In the novella Of Mice and Men, John Steinbeck explores discrimination in the 1930s through a range of characters. Discrimination occurs when an individual is treated less fairly than others due to something out of their control. The issues of discrimination against women, African Americans and the mentally disabled are demonstrated by the characters Crooks, Curley’s wife and Lennie. These characters are forced to experience a different lifestyle from the average American at the time.
One of the characters that experience discrimination in Of Mice and Men is Curley’s wife.
Curley’s wife is probably one of the most misunderstood characters in the novel, often being looked down upon, or talked badly about. She is the only woman on the ranch. Curley’s wife is unable to be the person she is for the reason that Curley owns her and she is his possession, Curley’s wife is recognized as Curley’s wife and his not able to have her own individuality.
This is an example of the way women were commonly treated, especially on a ranch during the 1930s. Curley’s wife endues loneliness due to unable to socialise with anyone on the ranch other than Curley, because he doesn’t trust her with any of the ranch workers and often watches her every single move making sure she doesn’t talk to anyone – “I can’t talk to nobody but Curley…” Curley’s wife also suffers from loneliness because she is identified as “being trouble” in a flirtatious manner which prevents her from socialising and making friends with the ranch workers. George specifically recommends Lennie to not even “…look at that bitch… I never seen no piece of jailbait worse than her” (p.36) knowing Lennie’s reputation for trouble. The loneliness she experiences forces her to put down those characters who are socially lower than her on the ranch. As an African American, Crooks has the lowest station on the ranch and so Curley’s wife intimidates him through racism – “Listen, Nigger…” (p.80) – in order to make herself feel superior. Curley’s wife is not only discriminated against herself, but also isolates other characters such as Crooks.

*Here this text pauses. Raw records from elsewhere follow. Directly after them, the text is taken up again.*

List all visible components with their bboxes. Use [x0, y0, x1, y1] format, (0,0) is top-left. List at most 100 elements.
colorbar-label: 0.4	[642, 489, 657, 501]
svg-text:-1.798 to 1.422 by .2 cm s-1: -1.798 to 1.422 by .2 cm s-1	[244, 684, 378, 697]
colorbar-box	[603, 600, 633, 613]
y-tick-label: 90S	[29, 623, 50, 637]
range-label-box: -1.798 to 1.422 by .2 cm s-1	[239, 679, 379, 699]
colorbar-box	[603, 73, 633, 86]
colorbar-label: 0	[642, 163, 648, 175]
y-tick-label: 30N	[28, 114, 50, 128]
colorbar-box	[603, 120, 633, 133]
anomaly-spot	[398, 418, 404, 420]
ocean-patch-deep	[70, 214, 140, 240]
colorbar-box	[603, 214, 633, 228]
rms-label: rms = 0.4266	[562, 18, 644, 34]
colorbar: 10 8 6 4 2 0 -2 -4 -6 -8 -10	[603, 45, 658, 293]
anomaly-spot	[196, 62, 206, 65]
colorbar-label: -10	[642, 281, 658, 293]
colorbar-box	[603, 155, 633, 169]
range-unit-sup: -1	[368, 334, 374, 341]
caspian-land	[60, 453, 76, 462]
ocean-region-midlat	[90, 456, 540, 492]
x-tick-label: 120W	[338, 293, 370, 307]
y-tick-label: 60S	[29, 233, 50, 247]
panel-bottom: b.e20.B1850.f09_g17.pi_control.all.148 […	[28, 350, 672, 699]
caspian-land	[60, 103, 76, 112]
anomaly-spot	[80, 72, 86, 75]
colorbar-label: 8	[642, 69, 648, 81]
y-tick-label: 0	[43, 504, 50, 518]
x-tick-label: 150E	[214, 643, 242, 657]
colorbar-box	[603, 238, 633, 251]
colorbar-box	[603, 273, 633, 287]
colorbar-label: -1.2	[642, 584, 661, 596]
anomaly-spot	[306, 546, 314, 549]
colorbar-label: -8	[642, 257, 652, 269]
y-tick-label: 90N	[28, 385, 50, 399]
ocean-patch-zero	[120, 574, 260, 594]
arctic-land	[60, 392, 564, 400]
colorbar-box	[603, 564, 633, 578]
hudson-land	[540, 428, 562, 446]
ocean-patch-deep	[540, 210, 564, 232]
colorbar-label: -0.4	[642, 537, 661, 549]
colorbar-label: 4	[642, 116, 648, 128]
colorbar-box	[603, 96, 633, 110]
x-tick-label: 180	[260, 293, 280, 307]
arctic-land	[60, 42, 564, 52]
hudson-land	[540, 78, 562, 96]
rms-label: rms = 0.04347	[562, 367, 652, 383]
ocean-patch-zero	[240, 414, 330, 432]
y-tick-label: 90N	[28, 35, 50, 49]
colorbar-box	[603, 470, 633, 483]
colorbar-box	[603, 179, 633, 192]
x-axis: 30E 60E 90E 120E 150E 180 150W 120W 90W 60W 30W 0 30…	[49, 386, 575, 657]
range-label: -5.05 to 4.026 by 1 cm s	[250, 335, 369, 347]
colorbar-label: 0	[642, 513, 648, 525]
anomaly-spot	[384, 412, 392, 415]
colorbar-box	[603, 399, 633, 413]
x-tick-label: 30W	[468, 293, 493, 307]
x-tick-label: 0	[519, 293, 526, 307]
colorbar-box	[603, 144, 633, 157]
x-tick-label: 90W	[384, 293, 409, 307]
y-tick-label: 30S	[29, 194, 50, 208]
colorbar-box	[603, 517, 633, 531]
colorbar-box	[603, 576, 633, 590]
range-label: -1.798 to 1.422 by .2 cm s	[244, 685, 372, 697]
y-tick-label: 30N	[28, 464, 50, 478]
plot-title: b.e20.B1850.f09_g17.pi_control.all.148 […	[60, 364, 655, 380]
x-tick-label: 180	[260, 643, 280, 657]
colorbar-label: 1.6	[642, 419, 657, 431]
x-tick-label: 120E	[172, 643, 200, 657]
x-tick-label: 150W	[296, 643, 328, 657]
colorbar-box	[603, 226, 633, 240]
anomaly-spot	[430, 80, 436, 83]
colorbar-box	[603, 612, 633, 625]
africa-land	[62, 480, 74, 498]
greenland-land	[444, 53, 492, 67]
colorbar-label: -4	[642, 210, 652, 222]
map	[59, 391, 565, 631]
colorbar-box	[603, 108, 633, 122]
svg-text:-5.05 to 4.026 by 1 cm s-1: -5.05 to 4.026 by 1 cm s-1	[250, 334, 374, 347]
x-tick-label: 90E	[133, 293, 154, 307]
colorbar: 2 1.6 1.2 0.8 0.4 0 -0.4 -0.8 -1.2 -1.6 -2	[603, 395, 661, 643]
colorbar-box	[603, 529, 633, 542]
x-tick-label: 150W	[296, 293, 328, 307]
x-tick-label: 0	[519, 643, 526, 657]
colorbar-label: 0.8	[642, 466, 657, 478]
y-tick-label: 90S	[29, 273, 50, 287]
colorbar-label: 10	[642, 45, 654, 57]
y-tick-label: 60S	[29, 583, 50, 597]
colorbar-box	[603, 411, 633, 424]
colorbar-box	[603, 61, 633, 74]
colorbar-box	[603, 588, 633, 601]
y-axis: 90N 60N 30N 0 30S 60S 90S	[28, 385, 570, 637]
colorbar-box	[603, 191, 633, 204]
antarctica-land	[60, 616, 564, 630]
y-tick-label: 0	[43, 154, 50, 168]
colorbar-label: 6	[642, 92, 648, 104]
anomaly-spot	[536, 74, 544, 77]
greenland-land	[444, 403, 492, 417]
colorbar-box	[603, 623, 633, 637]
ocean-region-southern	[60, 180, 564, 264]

Not only is Curley’s wife a victim of discrimination but Crooks is also. Crooks is discriminated because of his skin colour. – “They play cards in there, but I can’t play because I’m black.”(pg. 68) This quote demonstrates how the boys on the ranch won’t allow Crooks to play cards because he’s
black. They also discriminate against him by having him live in a different room across from the “bunkhouse”. Due to Crooks not accepted in the “bunkhouse” he makes Lennie not wanted in his room. – “I ain’t wanted in the bunk house, and you ain’t wanted in my room.” (pg.68) this quote also represents that Crooks ain’t welcomed into the “bunkhouse” because his black. Just because Crooks is black everyone has a higher authority over him Curley’s wife clearly shows this when – “…I could get you strung up on a tree so easy it ain’t even funny.” (p.g80) Crooks also is not wanted on the ranch by the other ranch works, -“You ain’t wanted here…” (p.g78) all these complications that Crooks has deal with is just over his skin colour something he cannot have control over. These occurrences clearly prove that Crooks has been discriminated against.
Lennie is also symbolic of people who are mistreated and discriminated against because of their mental handicaps. George often thinks of Lennie more as a burden then as a friends and thinks if George was by himself he could have it easy and not have to worry about his friend. – “…If I was alone I could live so easy” (pg.12)
Candy is a victim of ageism. This means his if discriminated against his age. The men at the ranch don’t like the dog anymore because it’s useless, and they want Candy to shoot it. This makes Candy think about what will happen if he became useless, will they shoot him too? It makes one wonder, who cares if he’s old. – “ The men always think he’s unable to do things because he is old, even though he can do it. “I lost my hand right here on this ranch. That’s why they give me a job swampin’.” Throughout the book Candy keeps to himself, away from others, because he’s rejected by them, just like Crooks.